We started our work around open APIs around five years ago. When we launched, we probably had about 250 APIs. Now, we have over 1600 APIs and expanded our capabilities beyond consumer retail to the corporate side of the bank. As we released the APIs, we’ve shared them with our existing installed base.

We’ve also run hackathons where we brought in fintechs to build on top of these APIs to help their fintech ideas come to life with real banking data. The most recent one we did was at SIBOS in the UK where we started to pull in some unique companies. One was Bankifi, which gives microbusinesses the ability to do accounts payable and payments as a value-added service on top of a deposit account at the bank. Personetics is an AI chatbot engine which requires a robust set of services it can call to get answers.

Building an ecosystem

Oracle for Startups is our program which gives startups resources to develop on Oracle. We’re seeing an explosion of smaller startups and our program incentivizes them to develop on our platform in a cost-effective way. In fintech, we work to nurture startups in our industry. Why wouldn’t fintechs want to partner with us? We have over 500 core banking deployments around the globe.

Banks get value out of access

The largest banks typically have their own innovation programs and curate their own sets of fintech companies they want to collaborate with. If you’re not a large bank, you probably don’t have the resources to do that. The fact that Oracle has a set of fintechs that work with our open APIs gives these banks a ready set of technologies that they can plug in around chatbots or identity verification or KYC. We’ve mapped the different functional types of fintechs we can work with so we could go provide these to our banking clients around their needs.

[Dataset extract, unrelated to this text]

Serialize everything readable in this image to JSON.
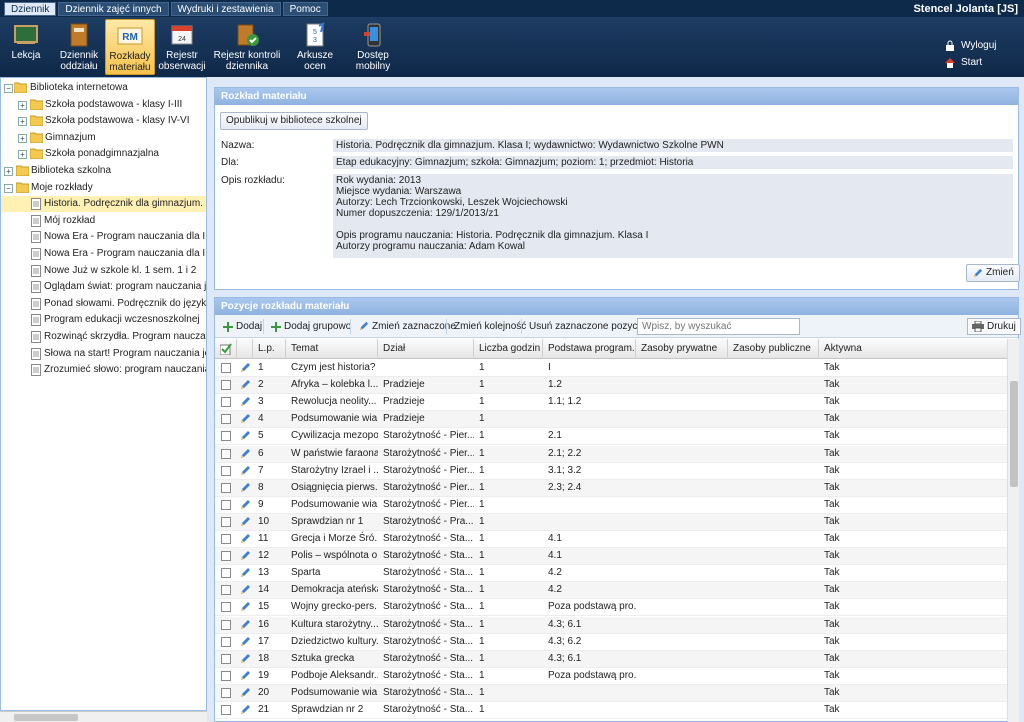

A good example of our work in the space is KeyBank. It’s a top 20 US bank, a super-regional headquartered out of Cleveland. We started with digitization of their self service strategy. The bank is also branding its work in financial wellness, the same way we care about our physical health. To do that, they needed to modernize their experiences which included a couple of acquisitions, including HelloWallet.

Charlotte as a fintech hub

Charlotte is the number two banking hub in the U.S. Bank of America is headquartered here and Truist, the merged entity of SunTrust and BB&T, will be based here as well. Fifth Third, Wells Fargo, Ally, MetLife, Aflac Ventures, AIG — all have large presences here to access the local talent.

Charlotte launched the non-profit Carolina Fintech Hub which has the backing of banks, EY, and Oracle. There’s a community effort to look at attracting more fintech to Charlotte — we already have a few like Avid Exchange and LendingTree. We want to attract talent to the area. We’ve also launched a workforce initiative to address economic mobility in the city. The fintech hub is looking at getting talent that has aptitude and giving them formal training to get work in the industry.